Suppose we have the following transition diagram for a homogeneous Markov chain $(Z_n)_{n \geq 0}$:
Now consider the sequence of random variables $(Z_n^2)_{n \geq 0}$.
How would I go about computing $\mathbb{P}(Z_2^2 = 0|Z_1^2 = 1)$?
If $Z_1^2 = 1$, then either $Z_1 = 1$ or $Z_1 = -1$, one having transition probability $1$ and the other having transition probability $\frac{1}{2}$, to $0$. I'm not sure how to combine these two facts to calculate what $\mathbb{P}(Z_2^2 = 0|Z_1^2 = 1)$ is, since it is not clear whether to start at $1$ or $-1$.
Also, I tried using the Law of Total Probability of conditional probabilities, but it would require computing quantities like $\mathbb{P}(Z_1 = 1|Z_1^2 = 1)$ and $\mathbb{P}(Z_1 = -1|Z_1^2 = 1)$.
Let $Y_n=Z_n^2$
Then $$\begin{align}P(Y_2 = y | Y_1 = 1)&= \frac{P(Y_2 = y , Y_1 = 1)}{P(Y_1 = 1)}\\ &=\frac{P(Y_2 = y \cap ( Z_1 = 1 \cup Z_1=-1))}{P( Z_1 = 1 \cup Z_1=-1))}\\ &=\frac{P(Y_2 = y | Z_1 = 1) P(Z_1 = 1) + P(Y_2 = y | Z_1 = -1) P(Z_1 = -1)}{P(Z_1 = 1)+P(Z_1 = -1)} \end{align}$$
Hence the $Y-$states transition probabilities alone are not enough.

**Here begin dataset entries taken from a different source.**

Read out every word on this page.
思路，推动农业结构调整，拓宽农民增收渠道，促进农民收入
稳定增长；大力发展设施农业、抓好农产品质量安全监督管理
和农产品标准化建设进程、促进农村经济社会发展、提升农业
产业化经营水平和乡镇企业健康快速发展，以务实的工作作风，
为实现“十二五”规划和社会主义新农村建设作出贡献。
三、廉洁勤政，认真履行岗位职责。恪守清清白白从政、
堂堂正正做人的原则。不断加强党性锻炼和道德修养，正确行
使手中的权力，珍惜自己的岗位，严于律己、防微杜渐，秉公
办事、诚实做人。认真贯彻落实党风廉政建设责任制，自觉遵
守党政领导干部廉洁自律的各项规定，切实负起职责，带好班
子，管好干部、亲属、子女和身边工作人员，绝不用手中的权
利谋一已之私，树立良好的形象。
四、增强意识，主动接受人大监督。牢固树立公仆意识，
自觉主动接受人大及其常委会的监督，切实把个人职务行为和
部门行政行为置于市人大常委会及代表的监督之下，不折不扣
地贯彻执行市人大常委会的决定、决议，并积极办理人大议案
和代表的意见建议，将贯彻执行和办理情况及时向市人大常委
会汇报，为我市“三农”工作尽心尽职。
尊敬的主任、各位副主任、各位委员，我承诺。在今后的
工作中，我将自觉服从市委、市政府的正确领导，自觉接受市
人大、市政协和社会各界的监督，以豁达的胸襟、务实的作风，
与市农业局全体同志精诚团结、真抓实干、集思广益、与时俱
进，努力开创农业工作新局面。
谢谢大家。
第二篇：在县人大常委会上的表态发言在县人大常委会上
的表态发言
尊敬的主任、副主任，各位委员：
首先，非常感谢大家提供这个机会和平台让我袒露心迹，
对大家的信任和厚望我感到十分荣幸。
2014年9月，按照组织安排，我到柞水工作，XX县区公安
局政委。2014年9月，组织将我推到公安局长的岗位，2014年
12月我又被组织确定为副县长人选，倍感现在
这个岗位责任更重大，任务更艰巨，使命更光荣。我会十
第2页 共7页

Either you know the initial $Z-$states probabilities, and plug that into the formula above. Or either you compute the stationary $Z-$states probabilities (with that you get the $Y-$states probabilities) and with that you can compute the (steady) $Y-$states transition probabilities.